Before the coronavirus pandemic thrashed the country, Maria Ramirez and her husband made plenty of money to afford their modest two-bedroom apartment in northeast Dallas.
Now they owe more than $4,000 in back rent and late fees.
Ramirez and her husband, both Mexican immigrants living in the U.S. without legal permission, lost work during the shutdown and were unable to pay rent this spring. They fell further behind this summer when they began paying rent for Ramirez’s parents, who were both sick in the hospital for weeks fighting COVID-19.
They applied for aid without success.
With tens of thousands of similar stories across North Texas, housing advocates are worried that money set aside by the state and local governments to help people pay for housing is not reaching the most vulnerable.
There is a patchwork of programs with inconsistent criteria and awards, advocates say, and the application process is onerous. Plus, demand greatly outpaces the money available.
What’s more, advocates are worried that millions of dollars will be sent back to Washington because local and state governments will not meet the Dec. 30 congressional deadline to spend the money.
“When people can’t pay their rent, there are all sorts of consequences,” said Josephine Lopez Paul, the lead organizer for Dallas Area Interfaith, a nonprofit that advocates for working families. “We should feel shame that we’re not able to meet the tremendous amount of need in our city. It’s becoming a shell game of shifting pots of money.”
The interfaith group estimates as much as $20 million of the city’s rental assistance programs, which first began in April, has not been spent.
“For four months, millions of these funds have wafted around the corridors of City Hall while each day vulnerable families are threatened with evictions,” said Jon Lee, a retired pastor of King of Glory Lutheran Church, demanding the city ease restrictions and get money to residents now.
City officials acknowledged the rollout of the programs has not been perfect but said every penny earmarked for rental and mortgage assistance will be spent. And they said the application process was an attempt to balance urgent needs and protect tax dollars.

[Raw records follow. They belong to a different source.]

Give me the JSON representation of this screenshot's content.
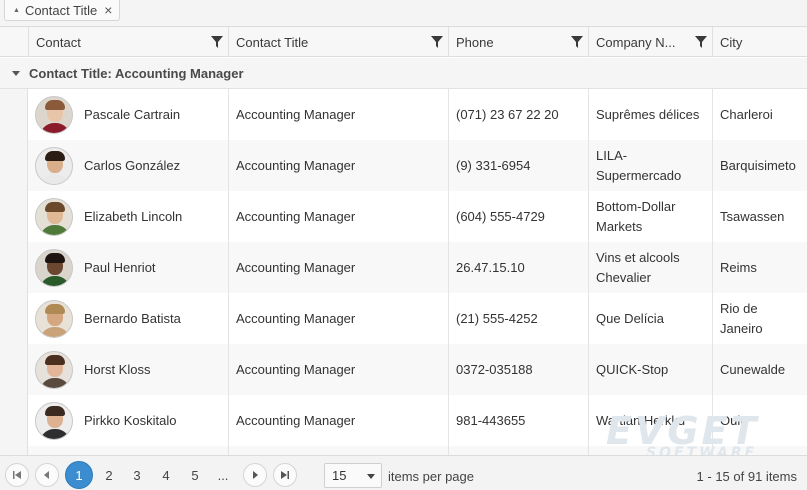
{
  "group_panel": {
    "chip_label": "Contact Title",
    "remove_glyph": "×"
  },
  "columns": [
    {
      "label": "Contact",
      "filterable": true
    },
    {
      "label": "Contact Title",
      "filterable": true
    },
    {
      "label": "Phone",
      "filterable": true
    },
    {
      "label": "Company N...",
      "filterable": true
    },
    {
      "label": "City",
      "filterable": false
    }
  ],
  "group": {
    "label": "Contact Title: Accounting Manager"
  },
  "rows": [
    {
      "contact": "Pascale Cartrain",
      "title": "Accounting Manager",
      "phone": "(071) 23 67 22 20",
      "company": "Suprêmes délices",
      "city": "Charleroi",
      "avatar": {
        "hair": "#8a5a3a",
        "skin": "#e8c4a8",
        "shirt": "#8b1a2a",
        "bg": "#ddd6cc"
      }
    },
    {
      "contact": "Carlos González",
      "title": "Accounting Manager",
      "phone": "(9) 331-6954",
      "company": "LILA-Supermercado",
      "city": "Barquisimeto",
      "avatar": {
        "hair": "#2b1d14",
        "skin": "#d9ae8a",
        "shirt": "#e9e9e9",
        "bg": "#ececec"
      }
    },
    {
      "contact": "Elizabeth Lincoln",
      "title": "Accounting Manager",
      "phone": "(604) 555-4729",
      "company": "Bottom-Dollar Markets",
      "city": "Tsawassen",
      "avatar": {
        "hair": "#6b4a2b",
        "skin": "#e0b896",
        "shirt": "#4f7a3a",
        "bg": "#e4e0d6"
      }
    },
    {
      "contact": "Paul Henriot",
      "title": "Accounting Manager",
      "phone": "26.47.15.10",
      "company": "Vins et alcools Chevalier",
      "city": "Reims",
      "avatar": {
        "hair": "#1e1410",
        "skin": "#6b4630",
        "shirt": "#2a5a2a",
        "bg": "#d9d4cc"
      }
    },
    {
      "contact": "Bernardo Batista",
      "title": "Accounting Manager",
      "phone": "(21) 555-4252",
      "company": "Que Delícia",
      "city": "Rio de Janeiro",
      "avatar": {
        "hair": "#b08a55",
        "skin": "#d6a680",
        "shirt": "#c9a27a",
        "bg": "#e8e2d6"
      }
    },
    {
      "contact": "Horst Kloss",
      "title": "Accounting Manager",
      "phone": "0372-035188",
      "company": "QUICK-Stop",
      "city": "Cunewalde",
      "avatar": {
        "hair": "#4a2f20",
        "skin": "#e2b59a",
        "shirt": "#5a4a3e",
        "bg": "#e6e1da"
      }
    },
    {
      "contact": "Pirkko Koskitalo",
      "title": "Accounting Manager",
      "phone": "981-443655",
      "company": "Wartian Herkku",
      "city": "Oulu",
      "avatar": {
        "hair": "#3a2a20",
        "skin": "#dcb292",
        "shirt": "#2e2e30",
        "bg": "#ededed"
      }
    },
    {
      "contact": "",
      "title": "",
      "phone": "",
      "company": "",
      "city": "",
      "avatar": null
    }
  ],
  "pager": {
    "pages": [
      "1",
      "2",
      "3",
      "4",
      "5",
      "..."
    ],
    "current_page": "1",
    "page_size": "15",
    "items_per_page_label": "items per page",
    "info": "1 - 15 of 91 items"
  },
  "watermark": {
    "line1": "EVGET",
    "line2": "SOFTWARE"
  },
  "colors": {
    "accent": "#3c8dcf",
    "header_bg": "#f7f7f7",
    "alt_row": "#f8f8f8"
  },
  "icons": {
    "filter": "funnel-icon",
    "first": "first-page-icon",
    "prev": "prev-page-icon",
    "next": "next-page-icon",
    "last": "last-page-icon"
  }
}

“We’re expecting all remaining funds will be out by Dec. 10,” said David Noguera, the city’s director of housing and neighborhood revitalization.
And yet, when Lee Kleinman, who represents Far North Dallas, tried to reallocate an additional $2 million to housing assistance programs at a November City Council meeting, the city’s chief financial officer advised against it. She said there was a sense the money could not be spent in time.
The money went to a business loan program instead.
Ramirez’s apartment, which costs $885 a month, has been the family’s home for a dozen years.
She has filled the apartment with family photographs and mementos. Above the unused fireplace is a single lit candle and framed portraits of dead relatives, watched over by a wood carving of Our Lady of Guadalupe. On the coffee table is a photo of her receiving a blessing from her grandmother the night before she left Mexico for the United States. And on a nearby bookcase, there is a portrait of St. John Paul II and the rainbow bouquet of metallic flowers that Ramirez used two years ago when she and her husband renewed their wedding vows.
When her adult daughter and grandchild needed a place to stay as the economy cratered, the family purchased two more couches to serve as beds and crammed them into the living room. Six people, including Ramirez’s two other children, 13 and 8, now live under the same roof.
They got by through those first few months with the help of friends and their church. But after Ramirez’s mother and stepfather became ill with COVID-19 — her mother was so ill she was placed on a ventilator — the financial burden became too much.
Ramirez applied for assistance with Catholic Charities, which was helping multiple cities distribute aid, in June. But it took several weeks to get all the necessary paperwork, including a letter from her employer that she was out of work as a contract house cleaner.
By then, it was too late. The program Ramirez, who has paid federal taxes since 2006 using an Individual Taxpayer Identification Number, was eligible for had run out of money.
The news that there was no help for the family could not have arrived at a worse time: Ramirez contracted COVID-19 herself from trying to help her parents. She locked herself in one bedroom while the rest of the family commingled in the other bedroom and living room.